D'une durée de 33min, Les Boulingrin, réalisé pour la collection "Les Levers de rideau", se veut la stricte adaptation de la courte pièce de Georges Courteline. "Monsieur Des Rillettes, un pique-assiette, est invité par les Boulingrin à prendre le thé. Il pense pouvoir passer d'agréables moments chez eux bien au chaud pendant une bonne partie de l'hiver. Mais, les Boulingrin sont un couple qui ne peut plus se supporter et ils prennent à témoin leur invité qui reçoit de nombreux coups et de nombreuses insultes." (wiki). Si l'ensemble est filmé dans un réel décor de théâtre, on évite heureusement le piège du "théâtre filmé". Le film commence pourtant par un plan d'ensemble, loin de la scène, tout à fait à la place du spectateur.

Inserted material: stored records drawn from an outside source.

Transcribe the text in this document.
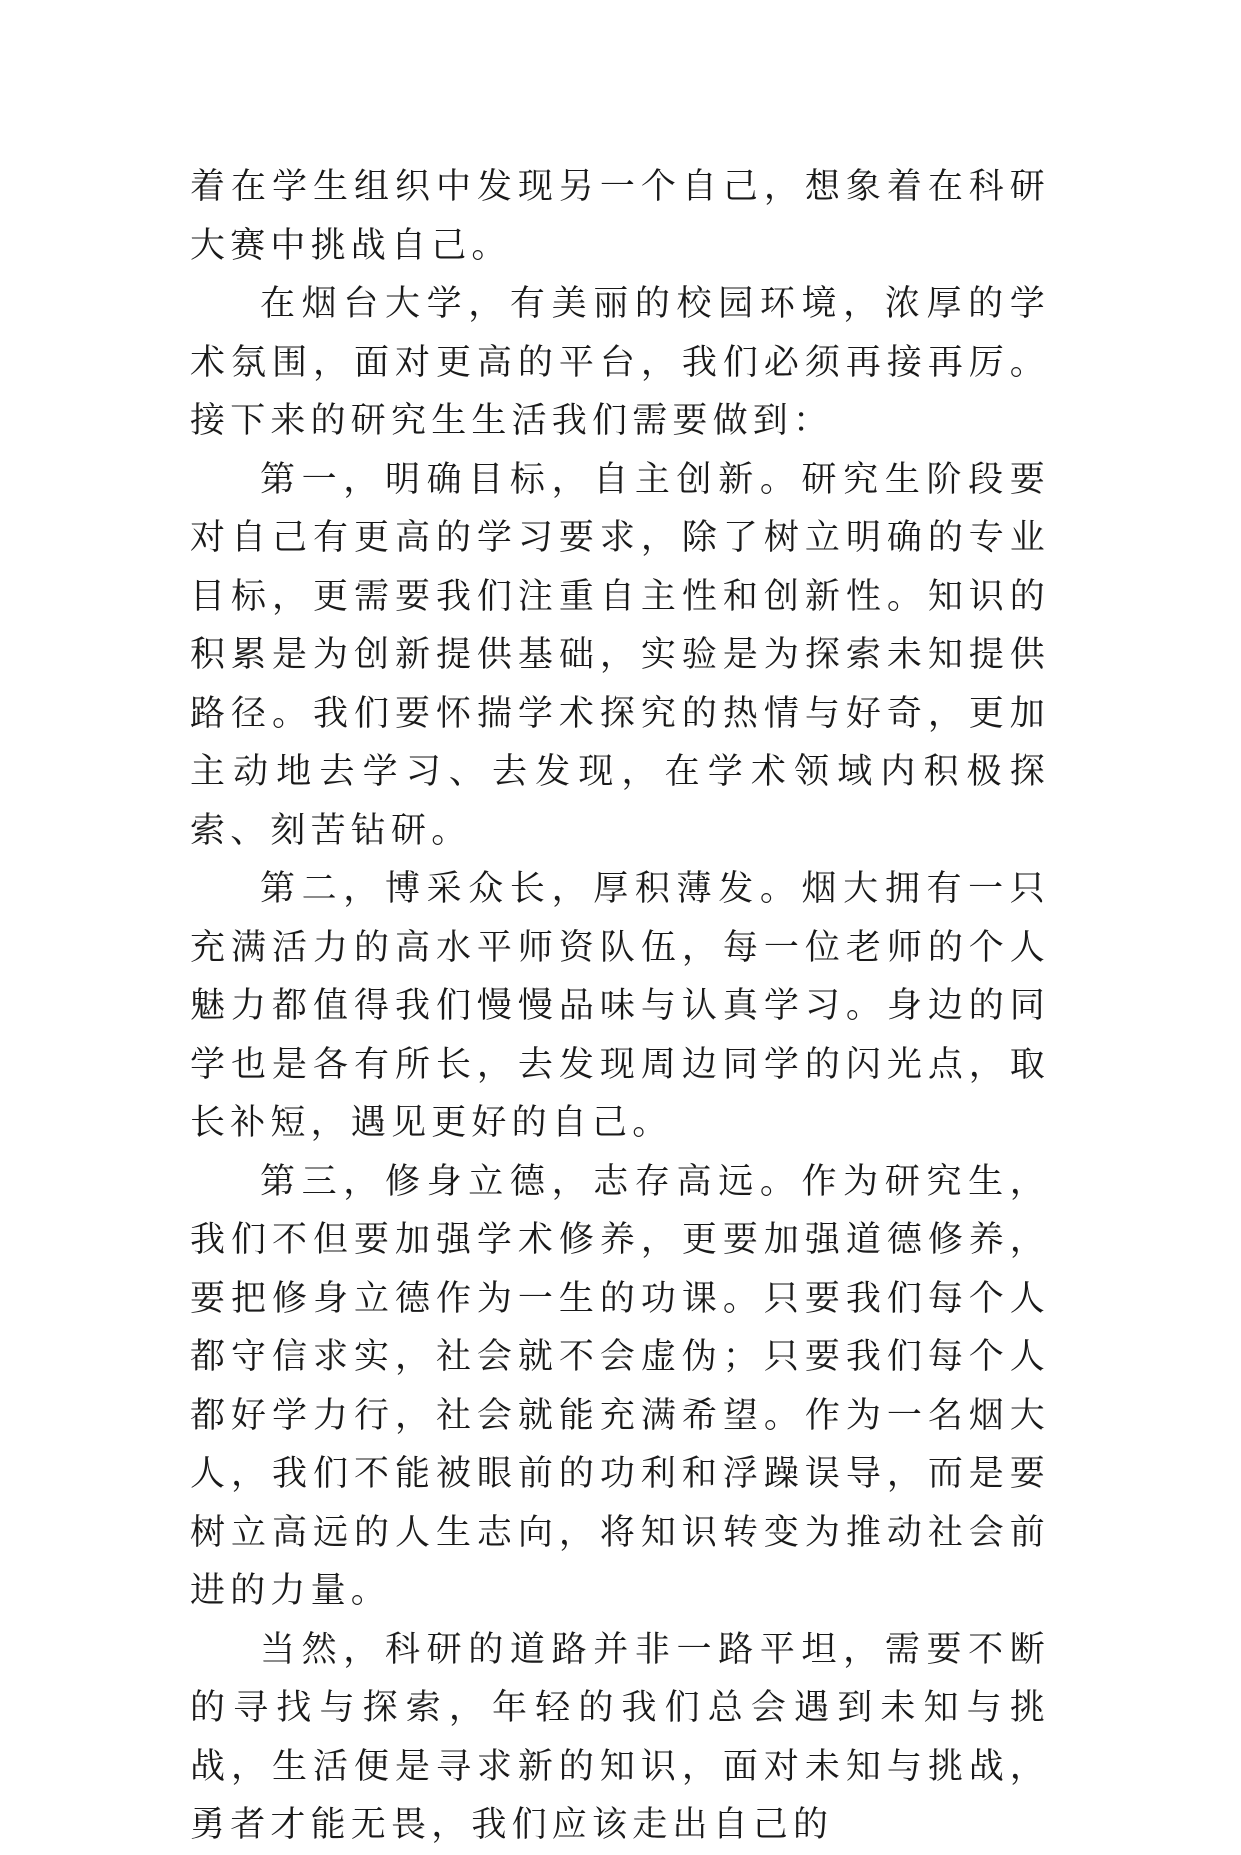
着在学生组织中发现另一个自己，想象着在科研大赛中挑战自己。

在烟台大学，有美丽的校园环境，浓厚的学术氛围，面对更高的平台，我们必须再接再厉。接下来的研究生生活我们需要做到：

第一，明确目标，自主创新。研究生阶段要对自己有更高的学习要求，除了树立明确的专业目标，更需要我们注重自主性和创新性。知识的积累是为创新提供基础，实验是为探索未知提供路径。我们要怀揣学术探究的热情与好奇，更加主动地去学习、去发现，在学术领域内积极探索、刻苦钻研。

第二，博采众长，厚积薄发。烟大拥有一只充满活力的高水平师资队伍，每一位老师的个人魅力都值得我们慢慢品味与认真学习。身边的同学也是各有所长，去发现周边同学的闪光点，取长补短，遇见更好的自己。

第三，修身立德，志存高远。作为研究生，我们不但要加强学术修养，更要加强道德修养，要把修身立德作为一生的功课。只要我们每个人都守信求实，社会就不会虚伪；只要我们每个人都好学力行，社会就能充满希望。作为一名烟大人，我们不能被眼前的功利和浮躁误导，而是要树立高远的人生志向，将知识转变为推动社会前进的力量。

当然，科研的道路并非一路平坦，需要不断的寻找与探索，年轻的我们总会遇到未知与挑战，生活便是寻求新的知识，面对未知与挑战，勇者才能无畏，我们应该走出自己的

Mais une fois l'atmosphère posée (le pique-assiette converse avec la servante), la caméra s'approche lentement et finit par embrasser les personnages au plus près. Vecchiali joue des apparitions/disparitions hors cadre pour créer quelques gags inédits; ainsi lorsque notre pique assiette, effrayé par les gesticulations de M. Boulingrin, se jette au sol (il disparaît par le bas du cadre), le spectateur le découvre soudainement à quatre pattes, mais une petite table de salon coincée sur son dos, faisant ressembler le tout à une grosse tortue moustachue. Mme Boulingrin vient aussi nous surprendre en apparaissant subitement dans l'image, les yeux pleins de malices, typiquement la vieille sorcière que M. Boulingrin son mari redoute et essaye de décrire à Monsieur Des Rillettes. Même si la très courte pièce de Courteline ne permet pas à Vecchiali d'exploiter tout son art, on s'imagine pourtant facilement Vecchiali s'amuser à livrer une version véritablement débridée des Boulingrin, une pièce qu'on aurait pu imaginer moins folle si filmée et mise en scène par d'autres. Ici, l'humour prend une tournure presque Tim And Eric-esque lorsque les personnages crient à tue-tête, se roulent par terre ou même cherchent à forcer M. Des Rillettes à manger et boire en même temps.
Les années 1990 semblent une période creuse pour Vecchiali qui cumule les court-métrages et téléfilm et trouve grandes difficultés à revenir sur le grand écran. On aimerait dire que ses téléfilms sont intéressants, mais comment les voir ?  De cette période, les seules œuvres visibles sont Wonder Boy (un long de 1994 que la team filmsdursavoir n'a pas encore vu) et L'Impure (1991), téléfilm de trois heures adapté de Guy des Cars (!) mais disponible uniquement doublé en ukrainien (!!). En 1998, Paul Vecchiali réalise le biopic d'un grand antiesclavagiste français, Victor Schoelcher, l'abolition. Ce film aussi est disponible, et est même sorti en DVD, mais l'on peut douter de son intérêt quand Vecchiali déclare avoir décidé de faire "le deuil du cinéma"(1), à la suite de cette réalisation. En effet, le temps espacé entre Victor Schoelcher... et La marquise est à Bicêtre en 2003 est de cinq années, soit la plus longue période pendant laquelle Vecchiali n'ait pas réalisé le moindre film. Cinq années pendant lesquelles fut organisée une rétrospective Paul Vecchiali à la Cinémathèque française (2), certains pensaient peut-être alors la carrière de Vecchiali finie (on sait depuis que A vot' bon coeur..., 2004, ainsi que Et + si @ff, 2006, sont de très bons films)...


Les Boulingrin n'est donc qu'une pièce mineure de l'imposante filmographie vecchialienne, mais dans le cas particulier d'un grand auteur peu visible, ne faut t-il pas essayer de tout voir (4)? Quitte à être déçu, voir la multiplicité des œuvres de Vecchiali, c'est voir la vie de son cinéma, le cinéma d'un auteur qui continue encore aujourd'hui de réaliser près d'un film par an (je vous renvoie au texte de Comolli cité dans la critique précédente). Les Boulingrin reste une œuvre jouissive, divertissante, et qui probablement renvoie à la folie discrète du cinéma français des années 30, tant prisé par Vecchiali : "Tout y est au­dacieux. Dans quel film actuel ­verrait-on le héros sauter par-dessus un canapé et se rouler par terre en poussant des cris d'orfraie ?" (3). Chez Vecchiali, c'est possible.

Vincent Poli

2  (impossible de retrouver la programmation de cette rétrospective !)
4  Eustache reste un cas à part :u ne œuvre importante mais pas énorme, et généralement découverte par les cinéphiles un tant soit peu motivés.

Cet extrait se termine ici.